Red 'danger' flags flying and notices to warn us from picking up metal as it may be unexploded armaments.

Towards the end of the afternoon in warm sun, the flowers in the uncultivated strips at the sides of the tracks seemed a magnet for nectaring butterflies. One single Greater Knapweed plant had 9 Marbled Whites, as many Meadow Browns and THIRTY TWO!! Small Skippers all busily nectaring and a nearby Vipers Bugloss had over forty Small Skippers feeding!

We passed a slope with faintly discernable lynchetts, marked on the map as ‘field systems’, and then pulled off for the night up another side track (with a Roe Deer) off the main N-S one and after evening meal, a short stroll with a hare lolloping down the track ahead of us, we settled down to a good and peaceful night.


                                              Night stop at side of track.

Salisbury Plain is said to be the largest area of chalk grassland remaining in northern Europe, and has over 2000 prehistoric sites. Over 500 of them are protected but such are the distances and the effects of ploughing over the centuries, the visible traces of tumuli and banks and ditches are usually hard to discern.


Friday 30th June 2023

Up by 8 after a good night and the routine drive-past by a farmer in a pick-up, we headed first for an area marked as Weather Hill on the map, with several earthworks shown, though they were scarcely seen on the ground. This place was more popular with a few dog walkers who had driven down the Old Marlborough Road to walk in the plantation on Weather Hill.

It was overcast this morning with more NW wind and we decided to make our way south to the A303 following the Hampshire Avon and the string of villages along it on a side road on the eastern side of the valley rather than the main road, A345, which went up the western side of the river. Our chosen route enabled us to pull off and go up various tracks back onto the plain as we wished.

So after running down the very steep-sided Rowdens Cleeve off the plain, we joined the valley at Upavon where the two main forks of the sources of the river join.



The Hamspshire Avon (to differentiate this Avon from the several other rivers of the same name in Britain.)




There seem to be river crossings at most of the villages, either originally fords or modern refurbished bridges constructed for tanks and armoured vehicles, all with plenty of notices of ‘one vehicle at a time’ speed limit of 5mph, vehicle commanders to dismount and wave the vehicles through etc. We dismounted at most of the crossings too, to gongoozle the fish, the weeds, and in one place, a Water Vole swimming rapidly across the river quite near us. The water didn’t look as crystal-clear as the French rivers of that size, but there were quite a few patches of  water-weed and very long trails of a Water Crowfoot with big white flowers. We saw only one Beautiful Demoiselle but we blamed the rather dreary weather.

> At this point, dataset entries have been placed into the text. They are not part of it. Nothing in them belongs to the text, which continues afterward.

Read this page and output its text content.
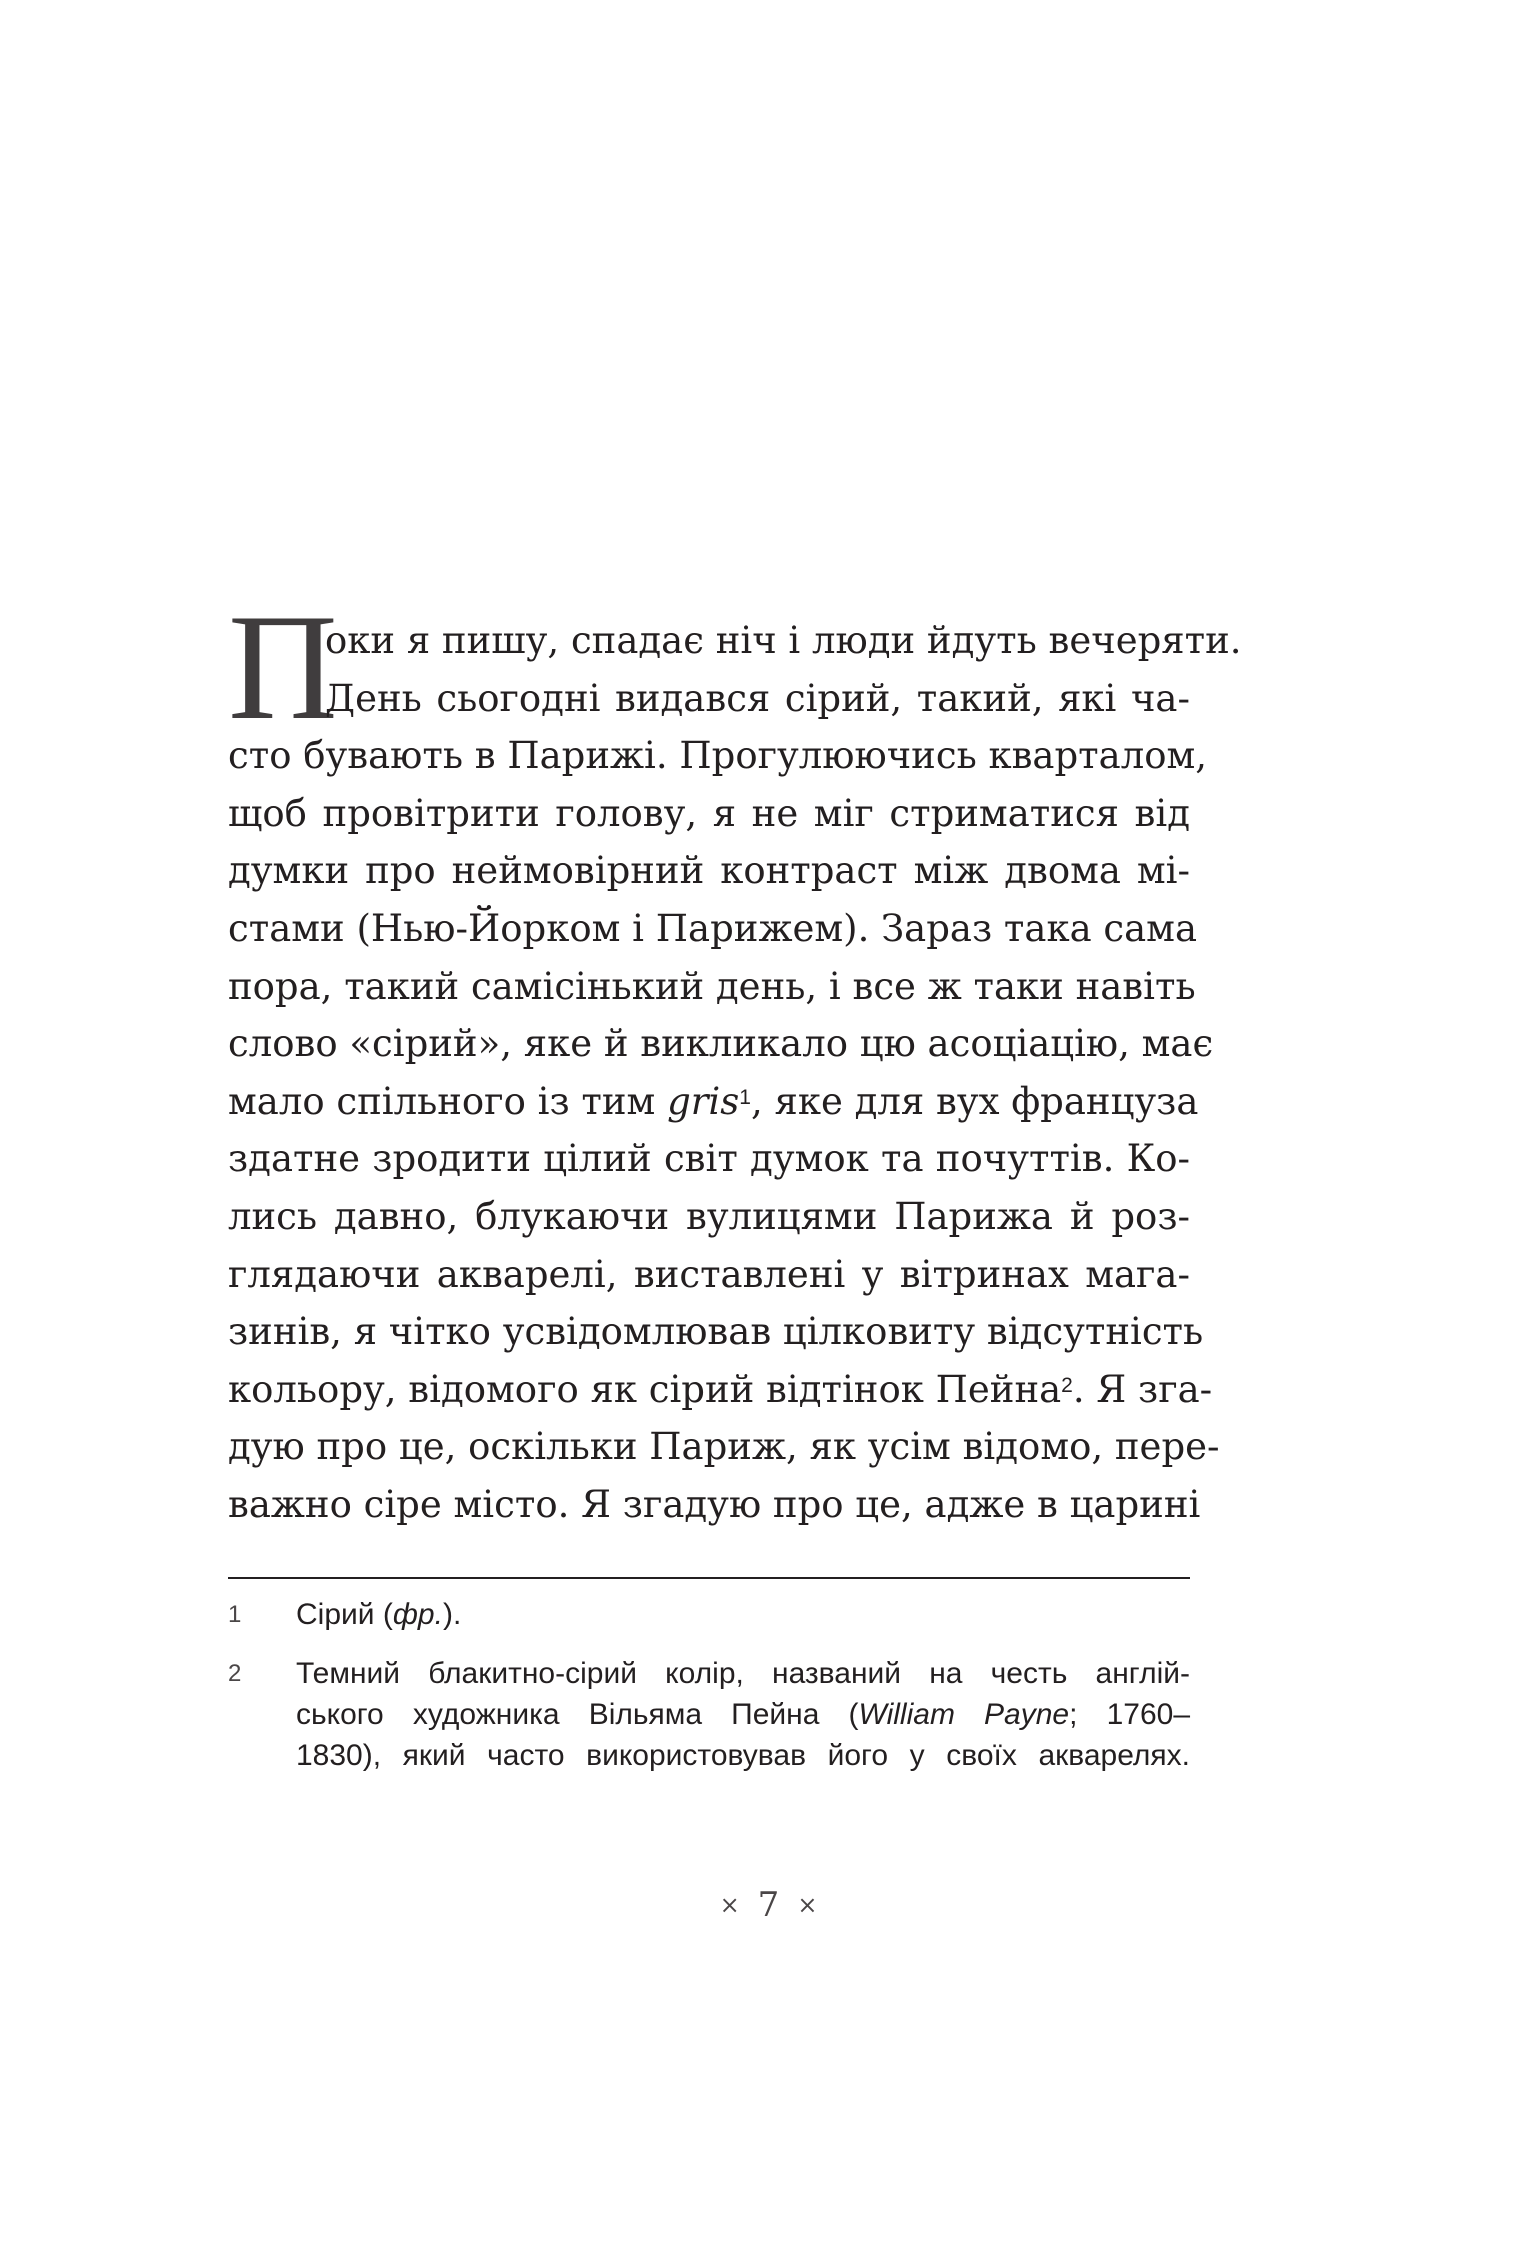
П
оки я пишу, спадає ніч і люди йдуть вечеряти.
День сьогодні видався сірий, такий, які ча-
сто бувають в Парижі. Прогулюючись кварталом,
щоб провітрити голову, я не міг стриматися від
думки про неймовірний контраст між двома мі-
стами (Нью-Йорком і Парижем). Зараз така сама
пора, такий самісінький день, і все ж таки навіть
слово «сірий», яке й викликало цю асоціацію, має
мало спільного із тим gris$^1$, яке для вух француза
здатне зродити цілий світ думок та почуттів. Ко-
лись давно, блукаючи вулицями Парижа й роз-
глядаючи акварелі, виставлені у вітринах мага-
зинів, я чітко усвідомлював цілковиту відсутність
кольору, відомого як сірий відтінок Пейна$^2$. Я зга-
дую про це, оскільки Париж, як усім відомо, пере-
важно сіре місто. Я згадую про це, адже в царині
1 Сірий (фр.).
2 Темний блакитно-сірий колір, названий на честь англій-
ського художника Вільяма Пейна (William Payne; 1760–
1830), який часто використовував його у своїх акварелях.
× 7 ×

The villages looked wealthy, select and a lot of picturesque thatch and white with black beams and colourful gardens. Not a camp-site in sight for the hoi-polloi!

We went up one side track back up onto the plain past the evocatively-named Gallows Barrow (no help from Google to explain!) past one of several derelict farms we’ve seen on this eastern side. I wonder if the extensive MoD land taken by the Army airfield at Upavon and the big RAF one at Netheravon accounts for this?

We had lunch and T’s snooze up there and then went back down to Bulford as I wanted to look in the flint church there. It was locked unfortunately. Very little about it on Google, just that it was 12th Century with north extension added later and a tower which was later taken down as it was seen that its foundations were dodgy.


                                         St Leonard's Church, Bulford.

We then joined pretty heavy traffic going west, with several long and tedious crawls, eventually getting home about half past six. It was raining by then.

Each way was about 176 miles.

A good and interesting trip with no problems and decent weather.